On the other hand, this really is mere kvetching, for the United States is, in most ways, a better country than when I was born in 1955. The obvious: an integrated society where racism and bigotry, while still prevalent, has dwindled to where it’s the exception rather than the rule. In 1972, my father, unaware, like most Americans, of dangerous eating habits and the impact of genetics on one’s health, died of a heart attack. This was a time when heart surgery was in its very infancy, and bypasses—routine today—were unheard of. Like other men and women in my age bracket, I lined up for sugar cubes in the early 1960s to prevent polio, and participated in air raid drills at elementary school. Before the computer/Internet age, I re-typed term papers and newspaper articles and used white-out; I did research at now-forgotten institutions called libraries. I don’t care for the profane taping of crime that shows up YouTube (such as the beating of a Baltimore tourist that Noonan describes), but I sure like seeing clips of, say, Nina Simone singing “Feelin’ Good” or a long-forgotten performance by the Hollies on the show Shindig.

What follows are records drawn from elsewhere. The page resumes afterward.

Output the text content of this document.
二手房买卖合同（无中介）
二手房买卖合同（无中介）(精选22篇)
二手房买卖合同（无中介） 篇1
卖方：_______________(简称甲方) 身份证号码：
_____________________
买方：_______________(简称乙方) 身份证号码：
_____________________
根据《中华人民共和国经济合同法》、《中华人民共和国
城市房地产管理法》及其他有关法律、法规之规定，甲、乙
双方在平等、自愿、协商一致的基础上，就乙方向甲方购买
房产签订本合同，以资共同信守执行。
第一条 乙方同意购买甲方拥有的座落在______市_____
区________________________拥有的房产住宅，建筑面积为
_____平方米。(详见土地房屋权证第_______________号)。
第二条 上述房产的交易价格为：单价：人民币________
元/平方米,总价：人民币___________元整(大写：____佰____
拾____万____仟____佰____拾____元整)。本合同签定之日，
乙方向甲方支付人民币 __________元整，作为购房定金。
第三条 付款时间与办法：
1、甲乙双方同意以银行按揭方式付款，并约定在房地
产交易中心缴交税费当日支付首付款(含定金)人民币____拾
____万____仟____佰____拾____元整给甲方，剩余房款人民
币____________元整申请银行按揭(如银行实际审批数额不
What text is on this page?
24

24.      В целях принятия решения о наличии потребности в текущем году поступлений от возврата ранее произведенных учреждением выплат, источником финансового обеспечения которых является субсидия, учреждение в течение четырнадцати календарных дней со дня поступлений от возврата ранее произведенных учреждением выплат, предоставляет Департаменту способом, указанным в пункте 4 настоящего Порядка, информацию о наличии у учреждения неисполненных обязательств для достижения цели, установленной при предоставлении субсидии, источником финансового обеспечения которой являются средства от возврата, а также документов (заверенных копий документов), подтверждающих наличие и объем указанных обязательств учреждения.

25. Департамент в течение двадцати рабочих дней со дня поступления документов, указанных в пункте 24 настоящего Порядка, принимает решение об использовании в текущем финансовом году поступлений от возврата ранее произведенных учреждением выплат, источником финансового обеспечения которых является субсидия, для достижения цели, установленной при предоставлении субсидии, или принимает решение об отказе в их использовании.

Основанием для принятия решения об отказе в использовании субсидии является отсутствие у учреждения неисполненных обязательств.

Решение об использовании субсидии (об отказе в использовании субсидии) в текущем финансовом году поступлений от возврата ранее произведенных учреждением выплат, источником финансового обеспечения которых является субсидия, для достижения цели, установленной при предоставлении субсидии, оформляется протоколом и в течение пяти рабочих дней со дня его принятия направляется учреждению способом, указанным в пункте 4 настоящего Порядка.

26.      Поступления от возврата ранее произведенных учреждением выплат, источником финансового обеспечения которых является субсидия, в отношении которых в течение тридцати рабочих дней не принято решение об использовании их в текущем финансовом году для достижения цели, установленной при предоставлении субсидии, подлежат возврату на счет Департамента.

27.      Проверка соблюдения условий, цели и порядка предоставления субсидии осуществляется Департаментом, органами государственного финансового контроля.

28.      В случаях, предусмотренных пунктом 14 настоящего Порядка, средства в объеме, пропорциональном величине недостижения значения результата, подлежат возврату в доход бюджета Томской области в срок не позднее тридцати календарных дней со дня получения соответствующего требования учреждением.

After reading, and re-reading, Noonan’s column, I wondered what my 19-year-old son’s reaction would be. Surprisingly, at least to me, he said: “Great article. I think the comforts kids had from the 1980s onward—toys, candy, fast food, video games, television—combined with overly permissive and protective parenting and teaching, was counter-productive. And a government that asks nothing from citizens but their money. After 9/11, people were told not to think about it and go shopping like children.”
Perhaps this could be interpreted as a “the child is father of the man” moment, but I’ll stick to my own theory. After all, the constant in American society is the desire for employment, opportunity, and personal security. Popular culture, some of it ephemeral, some of it enduring, matters less to people than a sense of contentment. As for “character,” I’d prefer, no doubt like Peggy Noonan, that men and women didn’t dress like slobs at church and restaurants or yell obscenities at the ballpark, but let’s not kid ourselves: callous behavior wasn’t invented in the 21st century.